Timothy Flanagan resigned as president of Illinois State University Saturday, after only seven months in office.
The university statement quoted Flanagan as saying that he had "decided it would be best that I pursue other opportunities," but did not explain why he was leaving abruptly.
Local press accounts said that Flanagan resigned at a board meeting called for the day after university police finished an investigation into a complaint filed by a former employee against Flanagan. The Pantagraph reported that Illinois State University police had forwarded the results of an investigation to the local state's attorney office, adding that the state's attorney's office was planning to have the findings reviewed by a special prosecutor because the local prosecutor has a relative who works at the university.
In an earlier interview with The Pantagraph, R. Patrick Murphy, who was fired as superintendent of grounds, said that he had filed a complaint about an incident in which he alleged that Flanagan shouted at him while he was at work on the grounds, and that during their exchange, the president's arms "struck Murphy's torso." Flanagan has denied "any criminal conduct" and said that the complaint was an attempt to embarrass him and the university.

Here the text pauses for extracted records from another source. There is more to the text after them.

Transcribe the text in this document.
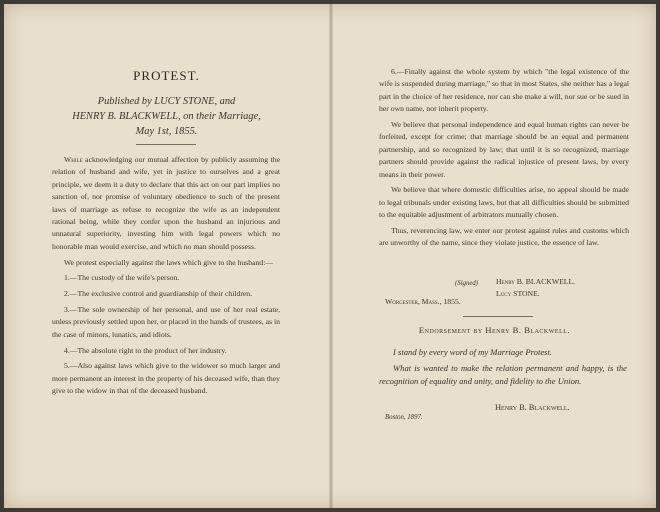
PROTEST.
Published by LUCY STONE, and
HENRY B. BLACKWELL, on their Marriage,
May 1st, 1855.

While acknowledging our mutual affection by publicly assuming the relation of husband and wife, yet in justice to ourselves and a great principle, we deem it a duty to declare that this act on our part implies no sanction of, nor promise of voluntary obedience to such of the present laws of marriage as refuse to recognize the wife as an independent rational being, while they confer upon the husband an injurious and unnatural superiority, investing him with legal powers which no honorable man would exercise, and which no man should possess.

We protest especially against the laws which give to the husband:—

1.—The custody of the wife's person.
2.—The exclusive control and guardianship of their children.
3.—The sole ownership of her personal, and use of her real estate, unless previously settled upon her, or placed in the hands of trustees, as in the case of minors, lunatics, and idiots.
4.—The absolute right to the product of her industry.
5.—Also against laws which give to the widower so much larger and more permanent an interest in the property of his deceased wife, than they give to the widow in that of the deceased husband.
6.—Finally against the whole system by which "the legal existence of the wife is suspended during marriage," so that in most States, she neither has a legal part in the choice of her residence, nor can she make a will, nor sue or be sued in her own name, nor inherit property.

We believe that personal independence and equal human rights can never be forfeited, except for crime; that marriage should be an equal and permanent partnership, and so recognized by law; that until it is so recognized, marriage partners should provide against the radical injustice of present laws, by every means in their power.

We believe that where domestic difficulties arise, no appeal should be made to legal tribunals under existing laws, but that all difficulties should be submitted to the equitable adjustment of arbitrators mutually chosen.

Thus, reverencing law, we enter our protest against rules and customs which are unworthy of the name, since they violate justice, the essence of law.

(Signed) Henry B. BLACKWELL.
Lucy STONE.
Worcester, Mass., 1855.
Endorsement by Henry B. Blackwell.

I stand by every word of my Marriage Protest.

What is wanted to make the relation permanent and happy, is the recognition of equality and unity, and fidelity to the Union.

Henry B. Blackwell.
Boston, 1897.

Murphy was fired shortly after the incident.
A statement from the university police department released on Friday said only that its investigation had been completed and did not say what the results of the inquiry had been.
Flanagan came to Illinois State after serving for seven years as president of Framingham State University. Local press coverage from Massachusetts suggests that his presidency there was generally successful.
Raymond Cotton, a Washington lawyer who represents many college presidents in negotiations over their contracts, said that he had some familiarity with the situation at Illinois State, although he does not represent Flanagan or the institution.
Cotton said that there are "facts that the public does not know" and that board members have had some disagreements with Flanagan having nothing to do with Murphy's allegations. Cotton said that, "given [Flanagan's] excellent track record, I find this to be quite fishy."
A spokesman for the university said that officials were not providing any additional comment about Flanagan's departure beyond the brief statement that was issued.
Larry Dietz, vice president for student affairs, was named by the board as president, effectively immediately. He had been a finalist in the search that led to Flanagan's selection.